The magnetic field is given as,

$\mathrm{B}=\frac{{\mathrm{\mu }}_0{\mathrm{\mu }}_{\mathrm{s},\mathrm{z}}}{2{\mathrm{\pi r}}^3}$

The Bohr Magneton,

${\mathrm{\mu }}_{\mathrm{b}}=\frac{\mathrm{eh}}{4{\mathrm{\pi m}}_{\mathrm{e}}}$

(a) Calculations of the magnitude of the proton’s electric field:

The electric field using Coulomb’s law is,

$\begin{array}{rcl}E& =& \frac{1}{4\pi {\epsilon }_0}\times \left(\frac{q}{r^2}\right)\\ & =& 9\times {10}^9\raisebox{1ex}{${\text{Nm}}^{\text{2}}$}\!\left/ \!\raisebox{-1ex}{${\text{C}}^{\text{2}}$}\right.\times \left(\frac{1.6\times {10}^{-19}\text{\hspace{0.17em}C}}{{(5.2\times {10}^{-11}\text{\hspace{0.17em}m})}^2}\right)\\ & =& 5.3\times {10}^{11}\raisebox{1ex}{$\text{N}$}\!\left/ \!\raisebox{-1ex}{$\text{C}$}\right.\end{array}$

Hence, the magnitude of the proton’s electric field will be $\begin{array}{rcl}& & 5.3\times {10}^{11}\raisebox{1ex}{$\text{N}$}\!\left/ \!\raisebox{-1ex}{$\text{C}$}\right.\end{array}$.

(b) Calculations of the magnitude of the proton’s magnetic field:

You can write the magnetic field as.

$\begin{array}{rcl}B& =& \frac{{\mu }_0{\mu }_{s,z}}{2\pi r^3}\\ & =& \frac{4\pi \times {10}^{-7}{\displaystyle \raisebox{1ex}{$\text{\hspace{0.17em}H}$}\!\left/ \!\raisebox{-1ex}{$\text{m}$}\right.}\times 1.4\times {10}^{-26}{\displaystyle \raisebox{1ex}{$\text{\hspace{0.17em}J}$}\!\left/ \!\raisebox{-1ex}{$\text{T}$}\right.}}{2\pi \times {(5.2\times {10}^{-11}\text{\hspace{0.17em}m})}^3}\\ & =& 2.0\times {10}^{-2}\text{T}\end{array}$

Hence, the magnitude of the proton’s magnetic field will be $\begin{array}{rcl}& & 2.0\times {10}^{-2}\text{T}\end{array}$.

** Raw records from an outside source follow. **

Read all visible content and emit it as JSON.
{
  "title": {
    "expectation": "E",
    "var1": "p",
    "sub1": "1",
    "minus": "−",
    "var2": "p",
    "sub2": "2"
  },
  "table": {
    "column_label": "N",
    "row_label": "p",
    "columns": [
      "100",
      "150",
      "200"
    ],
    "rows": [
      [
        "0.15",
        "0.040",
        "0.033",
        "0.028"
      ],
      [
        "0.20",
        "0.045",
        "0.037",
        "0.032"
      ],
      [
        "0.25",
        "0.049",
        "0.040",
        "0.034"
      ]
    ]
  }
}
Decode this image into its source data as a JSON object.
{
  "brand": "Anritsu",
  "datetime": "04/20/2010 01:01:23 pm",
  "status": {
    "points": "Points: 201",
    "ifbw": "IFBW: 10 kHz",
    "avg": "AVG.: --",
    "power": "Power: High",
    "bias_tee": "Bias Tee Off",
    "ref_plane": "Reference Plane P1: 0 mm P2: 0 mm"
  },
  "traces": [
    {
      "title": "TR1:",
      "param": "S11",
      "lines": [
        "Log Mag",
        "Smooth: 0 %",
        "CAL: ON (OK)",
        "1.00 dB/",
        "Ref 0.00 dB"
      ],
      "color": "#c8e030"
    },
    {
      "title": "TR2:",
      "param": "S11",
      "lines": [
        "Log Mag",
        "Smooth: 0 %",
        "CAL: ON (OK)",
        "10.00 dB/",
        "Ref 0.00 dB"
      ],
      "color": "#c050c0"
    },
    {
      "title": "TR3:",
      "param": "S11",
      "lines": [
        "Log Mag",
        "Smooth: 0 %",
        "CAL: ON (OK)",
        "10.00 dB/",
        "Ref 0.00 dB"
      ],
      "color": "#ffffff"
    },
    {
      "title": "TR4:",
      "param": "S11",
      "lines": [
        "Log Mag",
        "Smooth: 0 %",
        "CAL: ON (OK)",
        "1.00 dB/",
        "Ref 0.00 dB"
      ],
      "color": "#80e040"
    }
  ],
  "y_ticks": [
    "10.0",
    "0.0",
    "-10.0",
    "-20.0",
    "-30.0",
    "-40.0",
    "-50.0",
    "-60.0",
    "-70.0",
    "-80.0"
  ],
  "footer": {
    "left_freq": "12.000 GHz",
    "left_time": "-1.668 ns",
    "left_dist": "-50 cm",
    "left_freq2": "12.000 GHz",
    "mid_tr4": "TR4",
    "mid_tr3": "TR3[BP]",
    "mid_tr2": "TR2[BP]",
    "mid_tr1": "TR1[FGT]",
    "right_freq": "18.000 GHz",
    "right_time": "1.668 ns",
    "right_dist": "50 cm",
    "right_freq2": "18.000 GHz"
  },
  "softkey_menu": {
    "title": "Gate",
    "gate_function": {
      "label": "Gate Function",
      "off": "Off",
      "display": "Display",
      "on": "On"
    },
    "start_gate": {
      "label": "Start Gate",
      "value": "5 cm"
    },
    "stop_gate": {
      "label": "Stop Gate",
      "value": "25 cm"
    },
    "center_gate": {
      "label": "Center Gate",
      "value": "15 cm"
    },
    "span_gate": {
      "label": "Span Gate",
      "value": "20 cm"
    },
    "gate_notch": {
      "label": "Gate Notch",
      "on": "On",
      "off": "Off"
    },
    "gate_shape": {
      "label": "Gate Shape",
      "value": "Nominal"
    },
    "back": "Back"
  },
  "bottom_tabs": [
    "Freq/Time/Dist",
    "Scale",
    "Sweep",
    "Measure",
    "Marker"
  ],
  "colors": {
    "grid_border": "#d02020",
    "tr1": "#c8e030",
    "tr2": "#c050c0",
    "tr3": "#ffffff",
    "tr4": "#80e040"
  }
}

(c) Calculations of the ratio of the spin magnetic dipole moment of the electron to that of proton:

You know that

${\mu }_b=\frac{eh}{4\pi m_e}$

And you have

${\mu }_{s,z}=1.4\times {10}^{-26}\raisebox{1ex}{$\text{J}$}\!\left/ \!\raisebox{-1ex}{$\text{T}$}\right.$

Thus, you can take the ratio as $\frac{{\mu }_b}{{\mu }_{s,z}}$. You get

$\begin{array}{rcl}\frac{{\mu }_b}{{\mu }_{s,z}}& =& \frac{{\displaystyle \left(\frac{eh}{4\pi m_e}\right)}}{1.4\times {10}^{-26}{\displaystyle \raisebox{1ex}{$\text{\hspace{0.17em}J}$}\!\left/ \!\raisebox{-1ex}{$\text{T}$}\right.}}\\ & =& \frac{{\displaystyle 9.27\times {10}^{-24}\raisebox{1ex}{${\displaystyle \text{\hspace{0.17em}J}}$}\!\left/ \!\raisebox{-1ex}{${\displaystyle \text{T}}$}\right.}}{{\displaystyle 1.4}{\displaystyle \times }{\displaystyle {{\displaystyle 10}}^{-26}}{\displaystyle }\raisebox{1ex}{$\text{\hspace{0.17em}J}$}\!\left/ \!\raisebox{-1ex}{$\text{T}$}\right.}\\ & =& 6.6\times {10}^2\end{array}$

Hence, the ratio of the spin magnetic dipole moment of the electron to that of proton is $6.6\times {10}^2$.